Correa has been criticized by the U.S. government in recent years after saying that the Americans have tried to push their own politics on the South American nation.
In his interview with Russia Today, Correa said that WikiLeaks should be praised for outing government secrets, adding that he does not fear leaks because he has “nothing to hide.”
People’s support
Though not all politicians applaud Assange’s efforts to inform the public, many human rights groups have praised his work.
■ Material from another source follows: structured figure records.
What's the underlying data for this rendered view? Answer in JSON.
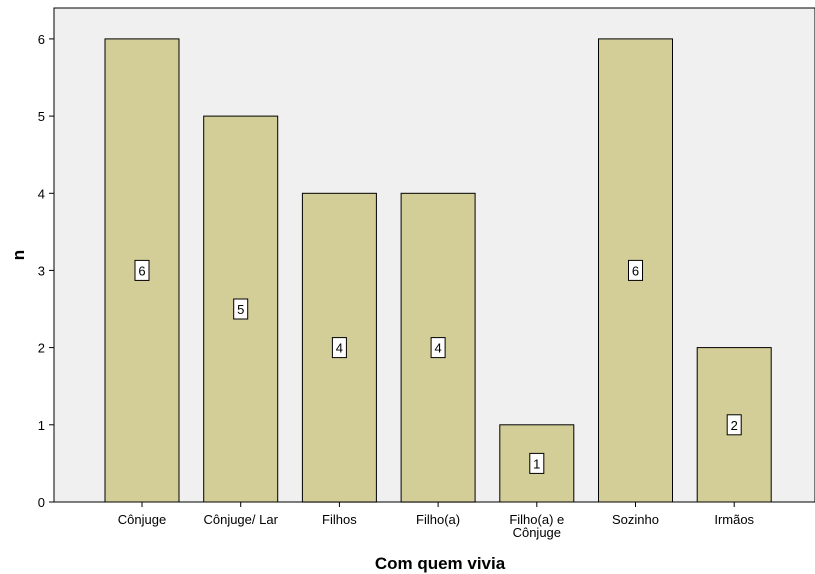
{
  "chart_data": {
    "type": "bar",
    "categories": [
      "Cônjuge",
      "Cônjuge/ Lar",
      "Filhos",
      "Filho(a)",
      "Filho(a) e Cônjuge",
      "Sozinho",
      "Irmãos"
    ],
    "category_lines": [
      [
        "Cônjuge"
      ],
      [
        "Cônjuge/ Lar"
      ],
      [
        "Filhos"
      ],
      [
        "Filho(a)"
      ],
      [
        "Filho(a) e",
        "Cônjuge"
      ],
      [
        "Sozinho"
      ],
      [
        "Irmãos"
      ]
    ],
    "values": [
      6,
      5,
      4,
      4,
      1,
      6,
      2
    ],
    "data_labels": [
      "6",
      "5",
      "4",
      "4",
      "1",
      "6",
      "2"
    ],
    "title": "",
    "xlabel": "Com quem vivia",
    "ylabel": "n",
    "ylim": [
      0,
      6.4
    ],
    "yticks": [
      "0",
      "1",
      "2",
      "3",
      "4",
      "5",
      "6"
    ],
    "grid": false,
    "legend": "none",
    "colors": {
      "bar_fill": "#d3ce98",
      "bar_stroke": "#000000",
      "plot_background": "#f0f0f0",
      "page_background": "#ffffff",
      "label_box_fill": "#ffffff"
    }
  }
}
Eugene Craig nominated Assange for the nonprofit organization Global Exchange’s “People’s Choice Award,” which Assange eventually won.
The WikiLeaks founder “has done more to inform the world about U.S., British and NATO war crimes and propaganda in Iraq, the Middle East, Afghanistan and worldwide along with colluding governments in those war crimes than almost anyone else in nearly half a century,” Craig wrote. “He helps expose Wall Street/corporate malfeasance and criminal acts; deceitful, corrupt politicians; and the lying, corporate-controlled mass media,” Craig wrote. “ In the face of major disinformation campaigns against him and WikiLeaks, Julian has put uncomfortable truths above comfortable conformity and self-interest. For these reasons and many more, he is a true Human Rights hero.”
After meeting with Hague, Patino said that he updated Assange on the talks. Speaking to London24, Patino shared how Assange reacted to the lack of a resolution.
“I have just finished meeting with Julian Assange, who is in good spirits despite the limitations of his accommodation. I was able to say face to face to him, for the first time, that the government of Ecuador remains firmly committed to protecting his human rights and that we continue to seek cast iron assurances to avoid any onward extradition to a third state,” Patino said. “During the meeting we were able to speak about the increasing threats against the freedom of people to communicate and to know the truth, threats which come from certain states that have put all of humanity under suspicion.”
Though Assange has referred to his confined living conditions as “physically difficult,” he has publicly expressed his gratitude to the staff at the embassy and the Ecuadorian government.
“I remain immensely grateful to the support Ricardo, President (Rafael) Correa and the people of Ecuador have shown me over the last year,” Assange said, according to London24.